Generation is asynchronous. Every creation command submits a job, gets back an ID, then polls the API until the job reaches a terminal state.

  • Interval. The CLI checks status every 10 seconds.
  • Timeout. --timeout <seconds> caps how long it waits. The default for podcast create is 300 (5 minutes). When the timeout is hit before the job finishes, the command exits with code 3 — the job keeps running server-side, and you can fetch it later by ID.
  • Outcome. On success the command prints the finished episode. On a server-side failure it prints the failure and exits non-zero.

To skip polling entirely, pass --no-wait. The command returns the ID immediately and exits 0:

listenhub podcast create --query "AI agent trends in 2026" --no-wait
# ✓ Podcast submitted: ep_xxx

For scripts and CI, combine --no-wait with --json (-j). --json prints machine-readable output to stdout (errors stay on stderr), so you can pipe straight into jq:

ID=$(listenhub podcast create --query "Weekly recap" --no-wait -j | jq -r '.episodeId')

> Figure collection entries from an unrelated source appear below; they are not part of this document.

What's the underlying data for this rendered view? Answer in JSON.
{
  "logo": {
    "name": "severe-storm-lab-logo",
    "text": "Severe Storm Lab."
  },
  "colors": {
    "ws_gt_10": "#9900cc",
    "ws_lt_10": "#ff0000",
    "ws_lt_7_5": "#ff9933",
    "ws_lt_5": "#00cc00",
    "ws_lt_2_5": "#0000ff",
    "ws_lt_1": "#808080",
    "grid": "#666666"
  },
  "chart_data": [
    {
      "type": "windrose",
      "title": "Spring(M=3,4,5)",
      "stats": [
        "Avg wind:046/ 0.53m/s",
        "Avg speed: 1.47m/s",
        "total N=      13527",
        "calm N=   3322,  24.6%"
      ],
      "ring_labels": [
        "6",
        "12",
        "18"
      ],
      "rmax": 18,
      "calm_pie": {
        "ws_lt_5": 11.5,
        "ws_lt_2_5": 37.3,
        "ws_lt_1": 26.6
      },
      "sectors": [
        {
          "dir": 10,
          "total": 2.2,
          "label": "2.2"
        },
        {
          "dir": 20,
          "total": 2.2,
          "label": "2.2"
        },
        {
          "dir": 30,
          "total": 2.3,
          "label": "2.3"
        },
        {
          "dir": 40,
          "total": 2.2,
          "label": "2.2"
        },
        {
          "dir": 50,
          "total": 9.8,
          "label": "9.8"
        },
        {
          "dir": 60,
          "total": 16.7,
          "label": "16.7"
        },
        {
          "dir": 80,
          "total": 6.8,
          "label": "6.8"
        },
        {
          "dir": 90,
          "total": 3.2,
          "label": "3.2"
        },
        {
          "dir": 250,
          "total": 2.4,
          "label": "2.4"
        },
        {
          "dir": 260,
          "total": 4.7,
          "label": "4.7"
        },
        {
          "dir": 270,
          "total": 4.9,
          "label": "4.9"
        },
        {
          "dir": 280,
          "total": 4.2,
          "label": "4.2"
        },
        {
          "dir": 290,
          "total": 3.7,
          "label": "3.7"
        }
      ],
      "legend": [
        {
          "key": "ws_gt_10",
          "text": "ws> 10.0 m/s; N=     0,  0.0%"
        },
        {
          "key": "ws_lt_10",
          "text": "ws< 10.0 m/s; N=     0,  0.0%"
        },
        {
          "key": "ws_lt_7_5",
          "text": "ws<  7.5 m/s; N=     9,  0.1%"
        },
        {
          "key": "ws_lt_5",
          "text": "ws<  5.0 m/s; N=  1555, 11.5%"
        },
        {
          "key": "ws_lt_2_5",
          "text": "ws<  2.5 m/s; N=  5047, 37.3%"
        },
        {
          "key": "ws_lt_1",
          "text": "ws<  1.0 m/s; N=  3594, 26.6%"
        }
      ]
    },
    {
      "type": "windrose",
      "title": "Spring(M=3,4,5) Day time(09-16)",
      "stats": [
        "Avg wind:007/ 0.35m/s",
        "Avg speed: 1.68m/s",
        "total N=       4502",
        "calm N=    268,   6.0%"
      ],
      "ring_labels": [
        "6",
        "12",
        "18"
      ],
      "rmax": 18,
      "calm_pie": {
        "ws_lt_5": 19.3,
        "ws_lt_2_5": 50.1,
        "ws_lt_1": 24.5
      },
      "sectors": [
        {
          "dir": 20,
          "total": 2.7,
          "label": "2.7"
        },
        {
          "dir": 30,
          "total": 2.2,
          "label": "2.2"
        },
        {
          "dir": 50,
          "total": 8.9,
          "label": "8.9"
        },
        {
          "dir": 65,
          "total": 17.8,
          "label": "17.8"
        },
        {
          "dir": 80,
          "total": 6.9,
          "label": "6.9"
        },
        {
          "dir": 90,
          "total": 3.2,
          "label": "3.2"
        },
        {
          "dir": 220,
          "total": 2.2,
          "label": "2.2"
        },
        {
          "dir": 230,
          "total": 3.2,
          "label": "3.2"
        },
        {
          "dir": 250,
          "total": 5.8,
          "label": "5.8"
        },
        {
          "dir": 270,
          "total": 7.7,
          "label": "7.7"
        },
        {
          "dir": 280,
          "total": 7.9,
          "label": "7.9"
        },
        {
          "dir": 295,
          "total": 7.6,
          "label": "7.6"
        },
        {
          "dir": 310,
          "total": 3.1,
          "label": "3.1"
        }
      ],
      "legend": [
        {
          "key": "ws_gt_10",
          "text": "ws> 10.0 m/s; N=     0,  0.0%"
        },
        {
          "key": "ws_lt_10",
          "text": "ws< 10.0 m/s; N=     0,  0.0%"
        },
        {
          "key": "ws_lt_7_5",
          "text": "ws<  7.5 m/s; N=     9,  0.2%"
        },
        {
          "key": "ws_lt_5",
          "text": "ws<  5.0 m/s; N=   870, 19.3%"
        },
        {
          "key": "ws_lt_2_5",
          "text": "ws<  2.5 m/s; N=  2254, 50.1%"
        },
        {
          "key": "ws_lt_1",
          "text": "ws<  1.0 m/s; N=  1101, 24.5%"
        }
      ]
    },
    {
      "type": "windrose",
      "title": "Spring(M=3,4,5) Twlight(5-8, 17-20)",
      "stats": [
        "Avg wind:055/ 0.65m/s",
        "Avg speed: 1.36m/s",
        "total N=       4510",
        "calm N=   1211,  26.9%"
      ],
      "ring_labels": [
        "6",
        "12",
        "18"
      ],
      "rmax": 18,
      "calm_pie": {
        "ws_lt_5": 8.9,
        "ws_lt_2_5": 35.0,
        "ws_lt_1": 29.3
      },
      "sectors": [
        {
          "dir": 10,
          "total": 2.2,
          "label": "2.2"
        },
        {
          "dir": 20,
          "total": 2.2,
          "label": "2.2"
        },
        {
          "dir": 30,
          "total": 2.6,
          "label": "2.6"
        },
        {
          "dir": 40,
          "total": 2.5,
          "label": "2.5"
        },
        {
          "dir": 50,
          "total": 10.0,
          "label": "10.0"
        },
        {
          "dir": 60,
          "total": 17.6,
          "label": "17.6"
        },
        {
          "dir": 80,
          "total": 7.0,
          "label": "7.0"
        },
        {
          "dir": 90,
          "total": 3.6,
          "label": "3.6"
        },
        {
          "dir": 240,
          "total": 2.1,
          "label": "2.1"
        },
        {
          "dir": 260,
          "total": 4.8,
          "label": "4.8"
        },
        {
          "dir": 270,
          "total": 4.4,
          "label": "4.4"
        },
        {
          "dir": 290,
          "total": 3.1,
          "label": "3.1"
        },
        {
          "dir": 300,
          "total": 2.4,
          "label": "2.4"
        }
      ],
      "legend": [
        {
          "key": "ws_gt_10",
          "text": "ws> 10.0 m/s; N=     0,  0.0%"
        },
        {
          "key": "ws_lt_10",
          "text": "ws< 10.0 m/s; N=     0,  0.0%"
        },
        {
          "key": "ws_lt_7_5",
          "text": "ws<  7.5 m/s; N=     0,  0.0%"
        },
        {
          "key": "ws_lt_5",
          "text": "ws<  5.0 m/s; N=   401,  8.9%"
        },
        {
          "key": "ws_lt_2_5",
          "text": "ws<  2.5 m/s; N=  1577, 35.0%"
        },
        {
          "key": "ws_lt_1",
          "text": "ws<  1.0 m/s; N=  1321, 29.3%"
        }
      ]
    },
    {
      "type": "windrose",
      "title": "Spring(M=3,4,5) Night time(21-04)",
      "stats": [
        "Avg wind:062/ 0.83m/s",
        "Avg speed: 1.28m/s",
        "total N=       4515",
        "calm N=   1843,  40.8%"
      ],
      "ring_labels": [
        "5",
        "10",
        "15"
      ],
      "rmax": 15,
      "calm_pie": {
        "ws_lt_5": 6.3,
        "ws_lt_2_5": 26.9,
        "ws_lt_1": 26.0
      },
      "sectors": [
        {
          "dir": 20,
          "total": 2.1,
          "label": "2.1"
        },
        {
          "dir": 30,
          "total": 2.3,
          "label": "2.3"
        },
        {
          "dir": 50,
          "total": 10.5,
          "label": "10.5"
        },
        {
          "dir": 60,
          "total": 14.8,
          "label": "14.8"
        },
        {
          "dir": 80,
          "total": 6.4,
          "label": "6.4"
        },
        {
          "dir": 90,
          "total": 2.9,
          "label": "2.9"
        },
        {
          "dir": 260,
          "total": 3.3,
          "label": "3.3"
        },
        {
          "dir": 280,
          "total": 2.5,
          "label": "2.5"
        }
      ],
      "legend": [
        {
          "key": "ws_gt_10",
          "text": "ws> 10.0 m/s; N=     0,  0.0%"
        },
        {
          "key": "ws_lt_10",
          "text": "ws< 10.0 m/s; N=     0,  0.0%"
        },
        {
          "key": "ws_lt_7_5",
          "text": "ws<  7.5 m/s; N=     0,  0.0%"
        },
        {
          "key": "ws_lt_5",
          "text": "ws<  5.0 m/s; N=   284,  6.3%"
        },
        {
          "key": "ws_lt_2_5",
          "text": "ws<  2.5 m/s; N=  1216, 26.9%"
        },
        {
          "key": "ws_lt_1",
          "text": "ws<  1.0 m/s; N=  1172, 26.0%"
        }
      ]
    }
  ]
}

Then poll on your own schedule, or fetch the episode once your own job runner reports it ready.

Scripting setup (API key)

On a server or in CI, use an API key instead of OAuth. API-key commands live under the listenhub openapi namespace and act as the key's owner.

Create an API key

Create a key at listenhub.ai/settings/api-keys. Keys start with lh_sk_.

Make the key available

Two options. For CI and ephemeral environments, set the environment variable — the CLI reads it first:

export LISTENHUB_API_KEY="lh_sk_..."

For a persistent local setup, store it on disk instead. The command prompts for the key and writes it to ~/.config/listenhub/openapi.json (mode 0600):

listenhub openapi config set-key

Check what's configured (and which source is in effect) with:

listenhub openapi config show

Pick a speaker

Unlike the OAuth path, openapi podcast create requires at least one --speaker-id. List the available voices and copy an ID:

listenhub openapi speakers list --language en

This prints a table of Name, ID, Gender, and Language. The ID column is what you pass to --speaker-id.

Create a podcast with the API key

listenhub openapi podcast create \
  --query "AI agent trends in 2026" \
  --speaker-id <speaker-id> \
  --mode quick

Like the OAuth command, it submits the job and polls to completion, printing the episode details when done. The same --no-wait, --timeout <seconds> (default 300), and --json flags apply. Pass --speaker-id more than once for a multi-voice episode, and add --source-url / --source-text to ground the content.

Fetch an episode by ID later:

listenhub openapi podcast get <episode-id>

Exit codes

Scripts can branch on the exit code:

CodeMeaning
0Success
1Error (validation, API error, network failure)
2Authentication required or invalid — run listenhub auth login again, or check your API key
3Timeout — polling exceeded --timeout before the task finished

Estimating credits

Generation consumes credits. Before creating, check the cost with the relevant estimate command for the product you're using — for example listenhub openapi video estimate or listenhub video estimate — and check your remaining balance with listenhub openapi subscription. Never assume a fixed cost — query it.